If A is such that $(A+2I)^2=0$, prove that $A+I$ is invertible.

Question

I'm stuck on the second question of this matrix exercise:

Consider a matrix $A$ $\in$ $\mathcal{M}_n(K)$ such that $(A+2I)^2=0$, where $I$ is the identity matrix.

1. Prove that $A$ is invertible and describe the $A^{-1}$ matrix as a function of $A$.
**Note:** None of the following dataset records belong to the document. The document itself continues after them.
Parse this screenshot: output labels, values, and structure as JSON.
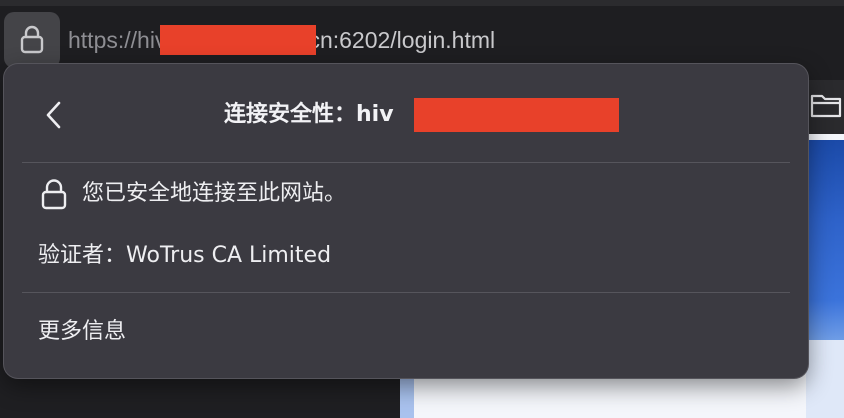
{
  "address_bar": {
    "url_prefix": "https://hiv",
    "url_suffix": "cn:6202/login.html",
    "lock_icon": "lock-icon"
  },
  "popover": {
    "back_icon": "chevron-left-icon",
    "title_label": "连接安全性：",
    "title_host": "hiv",
    "secure_icon": "lock-icon",
    "secure_text": "您已安全地连接至此网站。",
    "verifier_label": "验证者：",
    "verifier_value": "WoTrus CA Limited",
    "more_info": "更多信息"
  },
  "toolbar": {
    "folder_icon": "folder-icon"
  },
  "colors": {
    "popover_bg": "#3b3a41",
    "redaction": "#e8412a",
    "text": "#eeeef1",
    "url_text": "#8e8e93"
  }
}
2. Prove that $(A+I)$ is invertible.

Solution for 1.:

$(A+2I)^2=0$ $\Rightarrow$

$\Rightarrow A^2 + 4AI +4I^2 = 0 \Rightarrow$

$\Rightarrow A(A+4I) = -4I \Rightarrow$

$A(-\frac {A+4I}{4}) = I$, therefore A is invertible, and $A^{-1} = -\frac 14A-I.$

I've tried pretty much every replacement I could think of, but no matter what, I couldn't come to the form $(A+I)B=I$.

Many thanks in advance.

Answer 1

\begin{align}(A+2I)^2=0&\iff (A+I+I)^2=0\\&\iff(A+I)^2+2(A+I)+I=0\\&\iff(A+I)\bigl((A+I)+2I\bigr)=-I\\&\iff(A+I)\bigl(-(A+I)-2I\bigr)=I.\end{align}

Answer 2

From $A^2 + 4AI +4I^2 = 0 $ one gets $-\frac 1 4A^2 = (A + I)$. Since $A$ is invertible , so is $A+I$

Answer 3

$A+I$ is not invertible implies there exists $x\neq 0$ with $A(x)=-x$, this implies that $(A^2+4A+4I)(x)=x-4x+4x=x=0$ contradiction.